I have made amazing friends over the past several years. I met most of them on Facebook, and I have met many in person.
Last week I finally got to meet a lovely woman who has lead an amazing life up to this point, and it will only get better. She has a therapist background, has been the pastor at a very large hospital in Florida, has her own radio show, has a highly successful blog and on top of all this is beautiful on the outside. I already knew she is beautiful on the inside.
She has also brought wonderful women into my life and a few men too.
We had a 3.5 hour lunch at a wonderful restaurant and over our lunch I finally summoned up the courage to ask her why I get “that” upset when my son leaves my home after a visit. I do not get upset when I leave his house, I don’t get upset when he comes to visit and heads over to Orlando with the children. I can stand in the park hug them all and leave. I only get extremely upset when he pulls out of my driveway.
I asked my friend, as a therapist, why this happens to me. I thought it was a symbolic sadness over all the losses I have had in my life. I wasn’t ready to hear it is actually an abandonment issue.
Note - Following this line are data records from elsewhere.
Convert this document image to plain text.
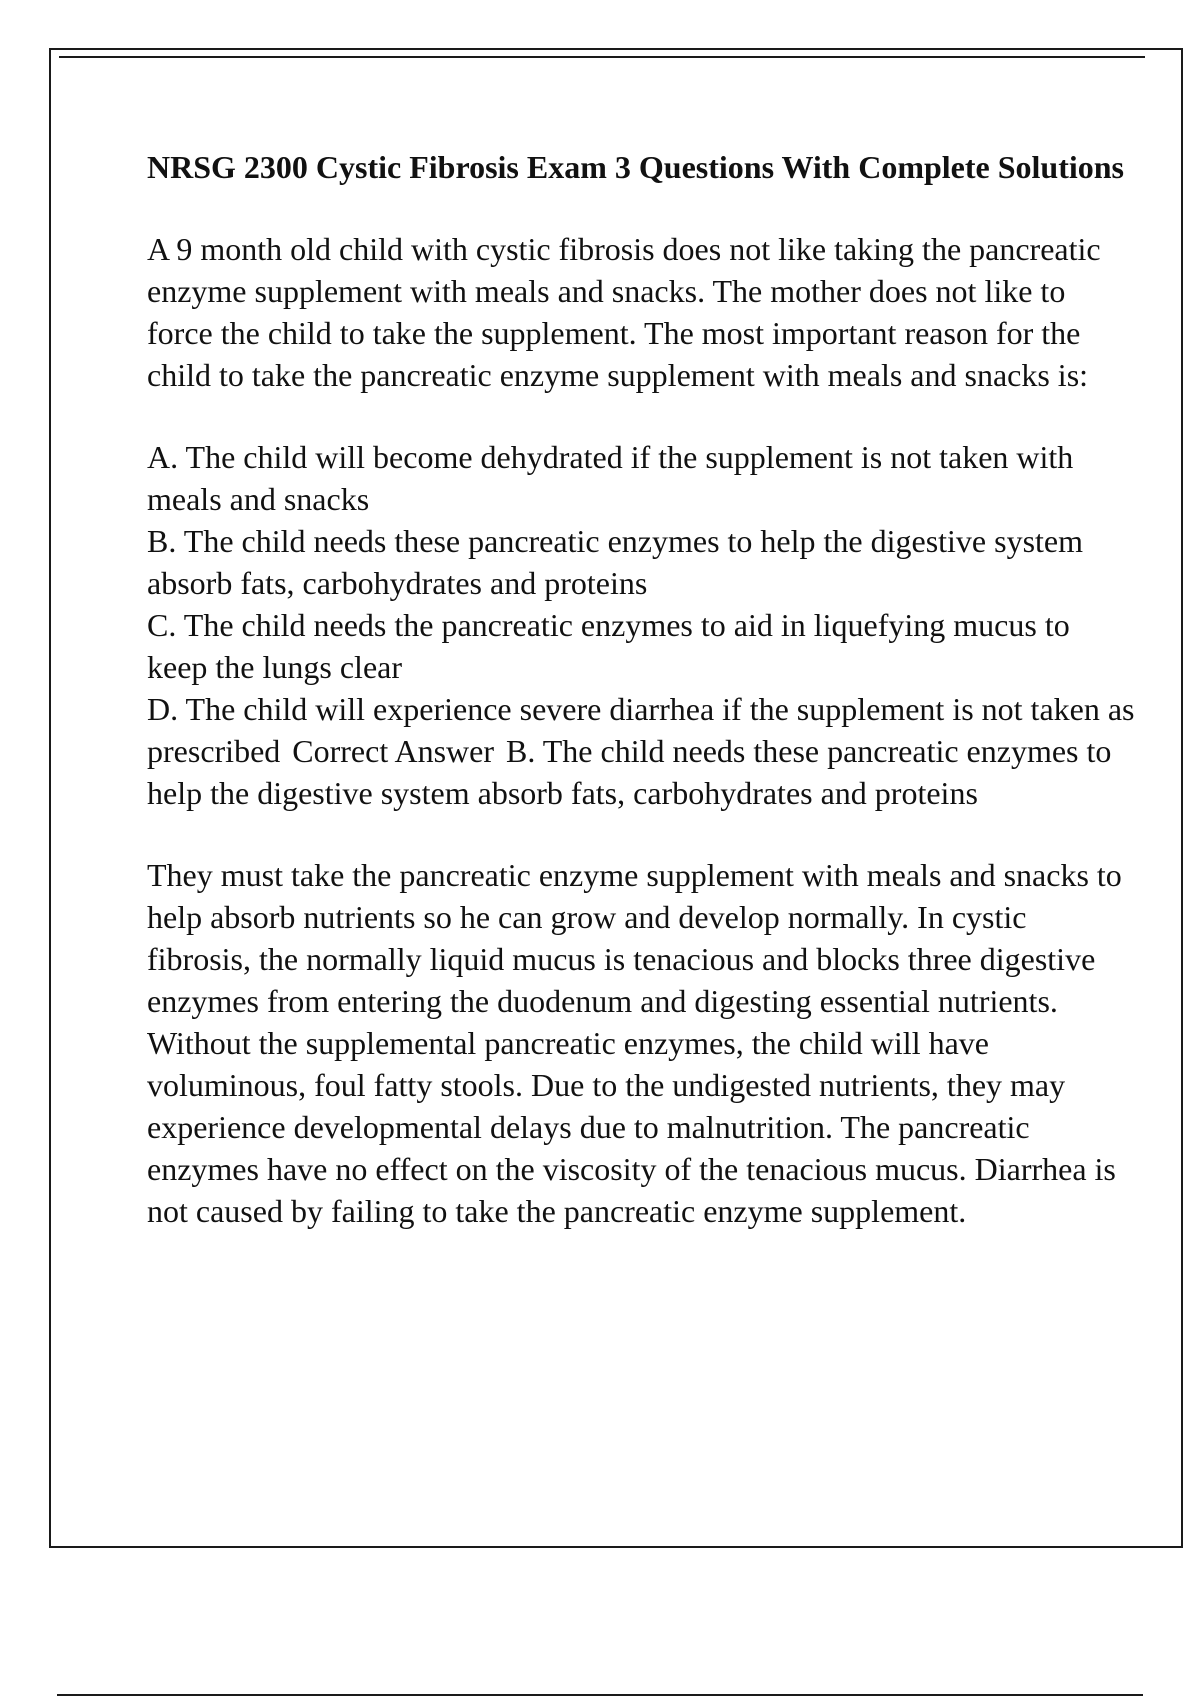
NRSG 2300 Cystic Fibrosis Exam 3 Questions With Complete Solutions

A 9 month old child with cystic fibrosis does not like taking the pancreatic enzyme supplement with meals and snacks. The mother does not like to force the child to take the supplement. The most important reason for the child to take the pancreatic enzyme supplement with meals and snacks is:

A. The child will become dehydrated if the supplement is not taken with meals and snacks

B. The child needs these pancreatic enzymes to help the digestive system absorb fats, carbohydrates and proteins

C. The child needs the pancreatic enzymes to aid in liquefying mucus to keep the lungs clear

D. The child will experience severe diarrhea if the supplement is not taken as prescribed Correct Answer B. The child needs these pancreatic enzymes to help the digestive system absorb fats, carbohydrates and proteins

They must take the pancreatic enzyme supplement with meals and snacks to help absorb nutrients so he can grow and develop normally. In cystic fibrosis, the normally liquid mucus is tenacious and blocks three digestive enzymes from entering the duodenum and digesting essential nutrients. Without the supplemental pancreatic enzymes, the child will have voluminous, foul fatty stools. Due to the undigested nutrients, they may experience developmental delays due to malnutrition. The pancreatic enzymes have no effect on the viscosity of the tenacious mucus. Diarrhea is not caused by failing to take the pancreatic enzyme supplement.
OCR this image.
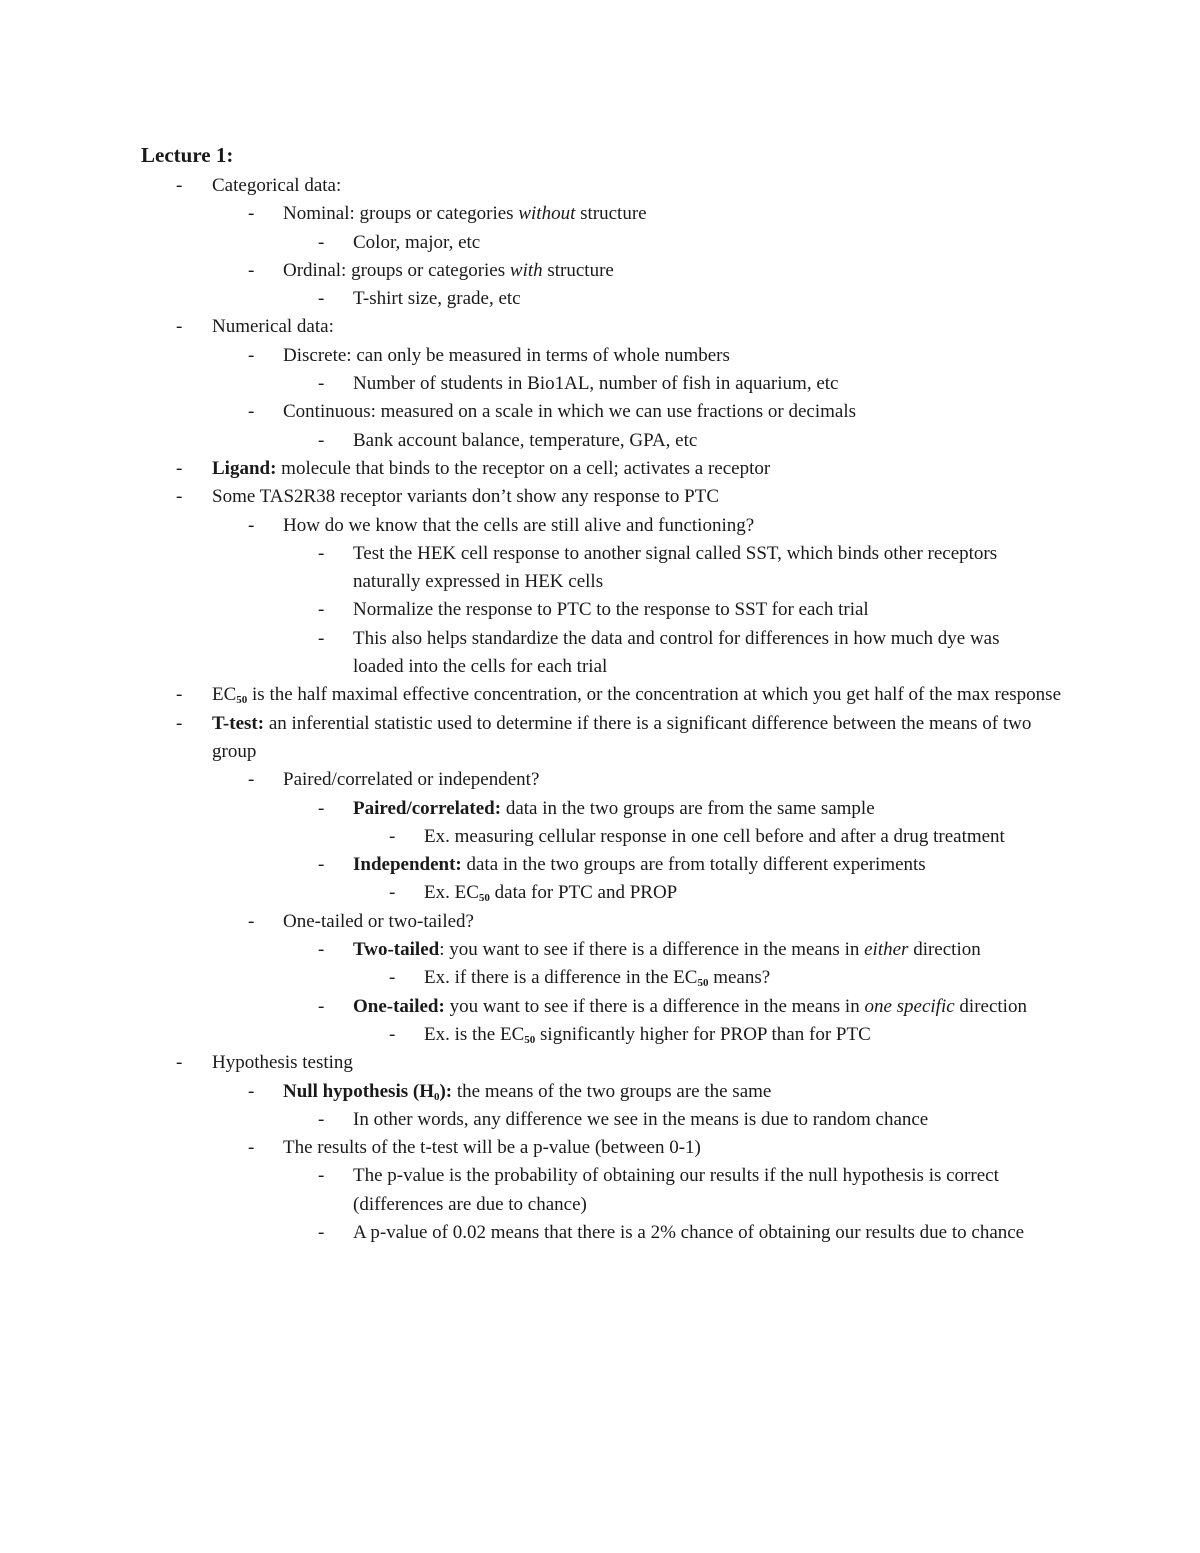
Lecture 1:
- Categorical data:
- Nominal: groups or categories without structure
- Color, major, etc
- Ordinal: groups or categories with structure
- T-shirt size, grade, etc
- Numerical data:
- Discrete: can only be measured in terms of whole numbers
- Number of students in Bio1AL, number of fish in aquarium, etc
- Continuous: measured on a scale in which we can use fractions or decimals
- Bank account balance, temperature, GPA, etc
- Ligand: molecule that binds to the receptor on a cell; activates a receptor
- Some TAS2R38 receptor variants don’t show any response to PTC
- How do we know that the cells are still alive and functioning?
- Test the HEK cell response to another signal called SST, which binds other receptors naturally expressed in HEK cells
- Normalize the response to PTC to the response to SST for each trial
- This also helps standardize the data and control for differences in how much dye was loaded into the cells for each trial
- $EC_{50}$ is the half maximal effective concentration, or the concentration at which you get half of the max response
- T-test: an inferential statistic used to determine if there is a significant difference between the means of two group
- Paired/correlated or independent?
- Paired/correlated: data in the two groups are from the same sample
- Ex. measuring cellular response in one cell before and after a drug treatment
- Independent: data in the two groups are from totally different experiments
- Ex. $EC_{50}$ data for PTC and PROP
- One-tailed or two-tailed?
- Two-tailed: you want to see if there is a difference in the means in either direction
- Ex. if there is a difference in the $EC_{50}$ means?
- One-tailed: you want to see if there is a difference in the means in one specific direction
- Ex. is the $EC_{50}$ significantly higher for PROP than for PTC
- Hypothesis testing
- Null hypothesis $(H_0)$: the means of the two groups are the same
- In other words, any difference we see in the means is due to random chance
- The results of the t-test will be a p-value (between 0-1)
- The p-value is the probability of obtaining our results if the null hypothesis is correct (differences are due to chance)
- A p-value of 0.02 means that there is a 2% chance of obtaining our results due to chance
WOW – I am still processing this. I have done a lot of research on this and I know now that it all goes back to my mother. Before she passed we were able to talk about the way she treated me as a child. I can narrow it down to never feeling acceptable to her and as I have grown over the years I have healed in many areas, now I just have one more to go. I can work through it because I am surrounded by strong friends and an adoring husband.